Danielle Recommends:

The Absolute Value of Mike, by Kathryn Erskine

“This is a lovely tale of resilience and discovery. Mike is sent to stay with his great-aunt and uncle while his professor father goes to teach in Romania for the summer. Mike shortly finds himself the leader of a whirlwind campaign to help the local minister adopt a boy who seems hauntingly similar to himself, although he was orphaned on the other side of the world. In the process, Mike learns that appearances are rarely dependable, but that he can depend upon himself, and that a person’s absolute value is measured in the people who care for you.”
— Elizabeth Anker, Alamosa Books, Albuquerque, NM
Lucia Recommends:
Free-Range Chickens, by Simon Rich
In the nostalgic opening chapter, Rich recalls his fear of the Tooth Fairy (“Is there a face fairy?”) and his initial reaction to the “Got-your-nose” game (“Please just kill me. Better to die than to live the rest of my life as a monster”). He goes on to present Count Dracula’s desperate Match.com profile (“I am normal human looking for human woman to come to castle. I am normal, regular human”). Later, he gets inside the heads of two firehouse Dalmatians who can’t understand their masters’ compulsion to drive off to horrible fires every day. And in the final chapter, he tackles some of life’s biggest questions: Does God really have a plan for us? Yes, it turns out. Now if only He could remember what it was. . . .
Aida Recommends:
An Exact Replica of a Figment of My Imagination, by Elizabeth McCracken

“This is the happiest story in the world with the saddest ending,” writes Elizabeth McCracken in her powerful, inspiring memoir. A prize-winning, successful novelist in her 30s, McCracken was happy to be an itinerant writer and self-proclaimed spinster. But suddenly she fell in love, got married, and two years ago was living in a remote part of France, working on her novel, and waiting for the birth of her first child.
This book is about what happened next. In her ninth month of pregnancy, she learned that her baby boy had died. How do you deal with and recover from this kind of loss? Of course you don’t–but you go on. And if you have ever experienced loss or love someone who has, the company of this remarkable book will help you go on.
With humor and warmth and unfailing generosity, McCracken considers the nature of love and grief. She opens her heart and leaves all of ours the richer for it.

Jane Recommends:

The Interrogator: An Education, by Glenn L. Carle

The Interrogator is the story of Carle’s most serious assignment, when he was “surged” to become an interrogator in the U.S. Global War on Terror to interrogate a top level detainee at one of the CIA’s notorious black sites overseas. It tells of his encounter with one of the most senior al-Qa’ida detainees the U.S. captured after 9/11, a “ghost detainee” who, the CIA believed, might hold the key to finding Osama bin Ladin.

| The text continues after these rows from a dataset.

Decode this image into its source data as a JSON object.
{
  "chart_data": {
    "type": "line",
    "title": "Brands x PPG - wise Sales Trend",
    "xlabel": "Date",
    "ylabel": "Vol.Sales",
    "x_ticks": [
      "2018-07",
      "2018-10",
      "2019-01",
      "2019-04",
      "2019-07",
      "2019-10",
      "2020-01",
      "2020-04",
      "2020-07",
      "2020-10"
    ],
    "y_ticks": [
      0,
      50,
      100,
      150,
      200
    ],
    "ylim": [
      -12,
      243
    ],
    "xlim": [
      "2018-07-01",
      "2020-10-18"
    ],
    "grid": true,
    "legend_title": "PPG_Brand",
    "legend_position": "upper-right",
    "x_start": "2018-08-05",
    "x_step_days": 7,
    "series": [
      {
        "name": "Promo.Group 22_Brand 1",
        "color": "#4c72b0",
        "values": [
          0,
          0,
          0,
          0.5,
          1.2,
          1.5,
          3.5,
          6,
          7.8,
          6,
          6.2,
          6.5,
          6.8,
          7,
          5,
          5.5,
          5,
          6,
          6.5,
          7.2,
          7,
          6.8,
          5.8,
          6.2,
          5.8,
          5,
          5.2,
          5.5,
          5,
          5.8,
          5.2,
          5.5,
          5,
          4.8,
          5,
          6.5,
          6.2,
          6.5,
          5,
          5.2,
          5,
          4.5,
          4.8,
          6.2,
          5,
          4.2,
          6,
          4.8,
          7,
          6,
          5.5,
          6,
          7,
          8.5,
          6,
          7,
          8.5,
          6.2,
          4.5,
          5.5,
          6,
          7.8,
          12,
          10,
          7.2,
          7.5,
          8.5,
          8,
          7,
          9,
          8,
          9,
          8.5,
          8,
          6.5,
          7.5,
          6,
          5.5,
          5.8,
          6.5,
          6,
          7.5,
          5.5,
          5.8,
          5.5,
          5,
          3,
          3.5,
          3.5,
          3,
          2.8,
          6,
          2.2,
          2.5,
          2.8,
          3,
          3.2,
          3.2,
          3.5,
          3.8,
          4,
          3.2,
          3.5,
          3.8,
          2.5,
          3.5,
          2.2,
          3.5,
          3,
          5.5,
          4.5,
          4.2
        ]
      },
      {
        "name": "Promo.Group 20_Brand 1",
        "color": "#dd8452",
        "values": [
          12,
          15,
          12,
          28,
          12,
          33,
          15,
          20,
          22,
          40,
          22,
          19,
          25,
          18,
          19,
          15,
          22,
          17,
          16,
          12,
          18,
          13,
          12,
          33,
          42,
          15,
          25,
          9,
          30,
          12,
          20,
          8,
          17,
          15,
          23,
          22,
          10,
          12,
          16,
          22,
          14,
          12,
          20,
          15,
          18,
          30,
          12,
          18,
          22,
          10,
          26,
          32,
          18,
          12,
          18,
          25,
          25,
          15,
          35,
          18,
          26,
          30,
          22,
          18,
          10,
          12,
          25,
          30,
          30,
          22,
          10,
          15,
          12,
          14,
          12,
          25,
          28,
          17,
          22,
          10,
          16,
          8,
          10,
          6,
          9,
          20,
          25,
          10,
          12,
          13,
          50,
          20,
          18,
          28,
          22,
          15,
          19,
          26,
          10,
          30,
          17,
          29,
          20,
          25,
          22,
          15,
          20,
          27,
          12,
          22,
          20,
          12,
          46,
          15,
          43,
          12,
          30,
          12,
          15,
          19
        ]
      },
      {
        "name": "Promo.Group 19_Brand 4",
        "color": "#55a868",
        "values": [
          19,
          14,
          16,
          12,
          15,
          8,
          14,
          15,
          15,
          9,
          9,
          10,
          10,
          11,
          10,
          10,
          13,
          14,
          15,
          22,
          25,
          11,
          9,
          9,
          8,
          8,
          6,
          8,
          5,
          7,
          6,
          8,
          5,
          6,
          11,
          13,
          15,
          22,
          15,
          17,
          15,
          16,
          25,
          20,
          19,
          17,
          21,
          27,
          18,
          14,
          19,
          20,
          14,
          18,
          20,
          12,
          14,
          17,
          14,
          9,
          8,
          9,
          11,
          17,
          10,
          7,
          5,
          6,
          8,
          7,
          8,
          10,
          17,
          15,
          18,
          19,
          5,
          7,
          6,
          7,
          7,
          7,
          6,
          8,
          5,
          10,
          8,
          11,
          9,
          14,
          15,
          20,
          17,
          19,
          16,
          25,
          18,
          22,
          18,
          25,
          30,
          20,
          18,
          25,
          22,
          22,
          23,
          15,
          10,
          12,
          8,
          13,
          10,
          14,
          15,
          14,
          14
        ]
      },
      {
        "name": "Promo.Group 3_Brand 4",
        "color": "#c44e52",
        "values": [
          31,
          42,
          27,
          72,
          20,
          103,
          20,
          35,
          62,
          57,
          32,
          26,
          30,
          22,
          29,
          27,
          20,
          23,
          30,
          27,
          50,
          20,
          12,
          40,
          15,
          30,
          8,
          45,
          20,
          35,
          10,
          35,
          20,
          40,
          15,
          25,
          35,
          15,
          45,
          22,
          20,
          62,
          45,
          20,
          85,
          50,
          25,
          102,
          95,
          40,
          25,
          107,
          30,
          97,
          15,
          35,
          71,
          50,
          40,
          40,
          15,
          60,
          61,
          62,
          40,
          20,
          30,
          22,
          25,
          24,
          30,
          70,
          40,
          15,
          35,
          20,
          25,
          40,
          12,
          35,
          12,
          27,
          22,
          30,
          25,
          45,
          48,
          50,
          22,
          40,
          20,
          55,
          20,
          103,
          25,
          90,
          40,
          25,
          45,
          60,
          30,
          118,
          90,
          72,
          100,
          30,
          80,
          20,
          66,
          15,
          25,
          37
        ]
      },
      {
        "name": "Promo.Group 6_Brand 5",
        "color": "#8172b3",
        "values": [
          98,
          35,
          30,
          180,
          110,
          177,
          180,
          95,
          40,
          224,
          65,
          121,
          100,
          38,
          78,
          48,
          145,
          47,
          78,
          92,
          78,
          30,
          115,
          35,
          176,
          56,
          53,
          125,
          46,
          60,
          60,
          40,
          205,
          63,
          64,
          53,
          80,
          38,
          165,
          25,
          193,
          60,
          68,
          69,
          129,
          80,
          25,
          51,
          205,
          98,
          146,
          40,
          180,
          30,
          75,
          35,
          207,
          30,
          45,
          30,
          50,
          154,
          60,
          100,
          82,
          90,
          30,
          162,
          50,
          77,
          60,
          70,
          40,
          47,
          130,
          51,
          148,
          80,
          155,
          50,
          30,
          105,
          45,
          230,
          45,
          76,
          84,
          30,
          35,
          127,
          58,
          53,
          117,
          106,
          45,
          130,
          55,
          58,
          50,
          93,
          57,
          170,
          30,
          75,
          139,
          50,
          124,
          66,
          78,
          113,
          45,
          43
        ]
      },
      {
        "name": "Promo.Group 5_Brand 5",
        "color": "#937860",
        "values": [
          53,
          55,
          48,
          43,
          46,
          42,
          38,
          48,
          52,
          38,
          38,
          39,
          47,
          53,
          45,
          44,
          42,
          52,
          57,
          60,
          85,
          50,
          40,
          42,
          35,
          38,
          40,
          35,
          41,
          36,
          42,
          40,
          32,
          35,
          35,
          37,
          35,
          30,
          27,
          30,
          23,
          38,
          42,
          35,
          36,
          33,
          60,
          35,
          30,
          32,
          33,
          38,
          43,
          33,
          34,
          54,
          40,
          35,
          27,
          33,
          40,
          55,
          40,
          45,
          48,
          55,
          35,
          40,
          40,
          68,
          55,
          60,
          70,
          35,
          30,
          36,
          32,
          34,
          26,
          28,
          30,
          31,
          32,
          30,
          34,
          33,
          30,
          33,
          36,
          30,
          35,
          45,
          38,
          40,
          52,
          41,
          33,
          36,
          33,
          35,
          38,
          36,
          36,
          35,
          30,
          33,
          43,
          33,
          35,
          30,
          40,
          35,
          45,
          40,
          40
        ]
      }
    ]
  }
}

As Carle’s interrogation sessions progressed though, he began to seriously doubt the operation. Was this man, kidnapped in the Middle East, really the senior al-Qa’ida official the CIA believed he was? Headquarters viewed Carle’s misgivings as naïve troublemaking. Carle found himself isolated, progressively at odds with his institution and his orders. He struggled over how far to push the interrogation, wrestling with whether his actions constituted torture, and with what defined his real duty to his country. Then, in a dramatic twist, headquarters spirited the detainee and Carle to the CIA’s harshest interrogation facility, a place of darkness and fear, which even CIA officers only dared mention in whispers.

A haunting tale of sadness, confusion, and determination, The Interrogator is a shocking and intimate look at the world of espionage. It leads the reader through the underworld of the Global War on Terror, asking us to consider the professional and personal challenges faced by an intelligence officer during a time of war, and the unimaginable ways in which war alters our institutions and American society.